Un petit garçon seul sur un quai tient compagnie à une grosse boîte en bois. Le vent, le froid, la tristesse. "Cette image de départ me hantait depuis longtemps", se souvient Marie Christine Bernard, avec sa voix rauque de prof grippée sortant d’une journée de cours au Collège d’Alma. Elle l’aime, son Monsieur Julot, ce n’est pas vraiment un secret: "Henri [ndr: Henri Julot, dit Monsieur Julot] était toujours avec moi, il m’accompagnait tout le temps. Quand je menaçais de le laisser en plan, il cognait à ma porte: "Youhou! Je suis là!" C’est la principale différence entre ce roman et tous mes autres inachevés. Ce personnage refusait que je le laisse tomber."

"Véronique Février, je l’ai greffée à l’histoire de Monsieur Julot", précise l’auteure, comme si on avait fait mine de vouloir voler la vedette à son petit protégé de personnage-titre! Véronique Février est une jeune femme plus forte que tout; pour un peu, elle se retrouverait dans une tragédie grecque, ou héroïne d’une épique épopée médiévale. Faisant preuve d’un humour à toute épreuve, elle se bat contre une saleté de cancer, tout en trouvant le moyen de verbaliser sa douleur, sa peur, ses angoisses et ses démons dans d’innombrables lettres destinées à Monsieur Julot, qu’elle n’a pourtant jamais vu. Le lien entre les deux s’appelle Marie-Louise, une vieille chipie mourante, qui est la tante de l’un et l’amie de l’autre. "Marie-Louise est arrivée très tôt. J’ai entendu sa voix, elle me demandait du gin!" Marie Christine rigole de toute sa grippe avant de poursuivre: "Je n’ai jamais aimé les romans épistolaires! Et pourtant, là, ça s’est imposé comme une nécessité. Ça me permettait de mettre en relation deux personnages apparemment éloignés [ndr: Henri et Véronique ne se connaissent pas.]. Mais surtout j’avais envie de ce Je-là. Il me permettait d’entrer dans le personnage beaucoup plus en profondeur, mais en évitant la traditionnelle narration au Je."

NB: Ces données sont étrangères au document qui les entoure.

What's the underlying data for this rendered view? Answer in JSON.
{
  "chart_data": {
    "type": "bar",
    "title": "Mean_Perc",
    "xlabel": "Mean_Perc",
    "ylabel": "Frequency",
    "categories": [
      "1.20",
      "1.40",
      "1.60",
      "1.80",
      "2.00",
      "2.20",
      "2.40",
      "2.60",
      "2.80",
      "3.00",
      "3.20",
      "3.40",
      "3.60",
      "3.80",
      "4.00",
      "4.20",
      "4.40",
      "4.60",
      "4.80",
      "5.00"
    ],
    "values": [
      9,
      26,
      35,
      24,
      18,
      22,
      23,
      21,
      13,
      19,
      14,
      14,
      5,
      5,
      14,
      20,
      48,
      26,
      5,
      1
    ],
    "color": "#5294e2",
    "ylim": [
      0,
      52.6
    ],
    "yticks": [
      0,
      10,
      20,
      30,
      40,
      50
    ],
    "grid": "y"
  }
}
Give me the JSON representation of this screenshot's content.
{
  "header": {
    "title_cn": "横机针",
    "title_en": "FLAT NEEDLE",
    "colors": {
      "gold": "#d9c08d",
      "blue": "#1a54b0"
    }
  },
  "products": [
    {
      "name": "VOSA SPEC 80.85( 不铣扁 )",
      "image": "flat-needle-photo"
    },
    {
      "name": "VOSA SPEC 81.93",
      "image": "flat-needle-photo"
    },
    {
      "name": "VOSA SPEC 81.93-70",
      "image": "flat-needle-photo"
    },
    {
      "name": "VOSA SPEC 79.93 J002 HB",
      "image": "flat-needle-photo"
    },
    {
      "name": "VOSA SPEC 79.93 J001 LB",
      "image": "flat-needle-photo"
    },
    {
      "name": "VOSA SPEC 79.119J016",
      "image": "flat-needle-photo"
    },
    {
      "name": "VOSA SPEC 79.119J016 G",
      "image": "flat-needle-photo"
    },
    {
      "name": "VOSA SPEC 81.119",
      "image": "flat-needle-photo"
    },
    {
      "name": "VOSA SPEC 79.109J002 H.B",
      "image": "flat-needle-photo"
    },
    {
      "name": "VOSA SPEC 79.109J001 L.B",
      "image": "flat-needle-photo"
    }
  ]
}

Entre les longues lettres de Véronique se glissent de petits épisodes. Des arrêts sur image de la vie de cet Henri si triste et si attachant. En gris délavé et beige usé, ces moments d’Henri se dévoilent un à un comme des photographies oubliées dans un tiroir de la mémoire, celui qu’on ne voudrait plus ouvrir. "J’ai cherché cet effet de vieil album photos, confirme l’auteure. J’ai voulu peindre ces moments à la manière de Jean Paul Lemieux, mon peintre préféré. Il peint des personnages désespérés, mais toujours entourés de lumière, comme si quelque chose commençait, quelque part, quand même. Mais les personnages du tableau refusent de regarder vers cette lumière. C’est ça le désespoir." C’est évidemment pour cette raison que la couverture du livre apparaît tellement appropriée: un détail de La Mort par un clair matin, de Lemieux.

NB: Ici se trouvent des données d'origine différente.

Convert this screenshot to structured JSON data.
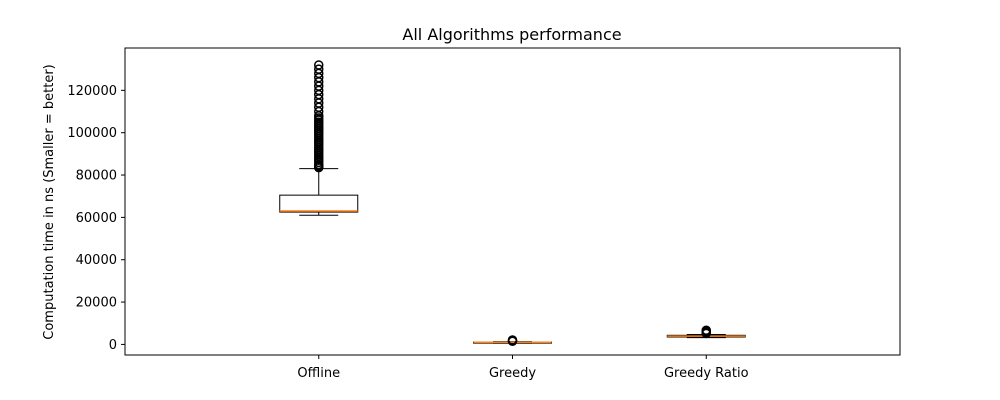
{
  "chart_data": {
    "type": "box",
    "title": "All Algorithms performance",
    "xlabel": "",
    "ylabel": "Computation time in ns (Smaller = better)",
    "ylim": [
      -5000,
      140000
    ],
    "yticks": [
      0,
      20000,
      40000,
      60000,
      80000,
      100000,
      120000
    ],
    "ytick_labels": [
      "0",
      "20000",
      "40000",
      "60000",
      "80000",
      "100000",
      "120000"
    ],
    "grid": false,
    "legend": "none",
    "categories": [
      "Offline",
      "Greedy",
      "Greedy Ratio"
    ],
    "boxes": [
      {
        "category": "Offline",
        "whisker_low": 61000,
        "q1": 62500,
        "median": 63000,
        "q3": 70500,
        "whisker_high": 83000,
        "outliers": [
          83500,
          84000,
          84500,
          85000,
          86000,
          87000,
          88000,
          89000,
          90000,
          91000,
          92000,
          93000,
          94000,
          95000,
          96000,
          97000,
          98000,
          99000,
          100000,
          101000,
          102000,
          103000,
          104000,
          105000,
          106000,
          107000,
          108000,
          110000,
          112000,
          114000,
          116000,
          118000,
          120000,
          122000,
          124000,
          126000,
          128000,
          130000,
          132000
        ]
      },
      {
        "category": "Greedy",
        "whisker_low": 600,
        "q1": 900,
        "median": 1000,
        "q3": 1100,
        "whisker_high": 1300,
        "outliers": [
          1500,
          1700,
          1900,
          2100
        ]
      },
      {
        "category": "Greedy Ratio",
        "whisker_low": 3200,
        "q1": 3500,
        "median": 3900,
        "q3": 4300,
        "whisker_high": 4700,
        "outliers": [
          5200,
          5700,
          6200,
          6700
        ]
      }
    ],
    "colors": {
      "box": "#000000",
      "median": "#ff7f0e",
      "outlier": "#000000",
      "background": "#ffffff"
    }
  }
}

Par l’entremise de la verve de Véronique Février, on entend la voix distincte de la plume de Marie Christine Bernard. L’humour à l’arsenic de l’écrivaine (elle dira que c’est son héritage gaspésien), la délicieuse érudition qui pointe au détour d’une phrase à l’air de rien, ce style familier dans lequel on croirait entendre une bonne copine, mais truffé de fines trouvailles langagières, parsemé de clins d’œil – elle connaît ses classiques, la dame! -, ce rythme dans le phrasé… Ce roman sur la souffrance humaine, débordant de vie dans toutes ses pages, est écrit par quelqu’un qui sait écrire. Merde, on l’a déjà terminé.

Monsieur Julot
De Marie Christine Bernard
Les Éditions internationales Alain Stanké
2005, 225 pages

L’auteure sera au stand 16, des Éditions internationales Stanké.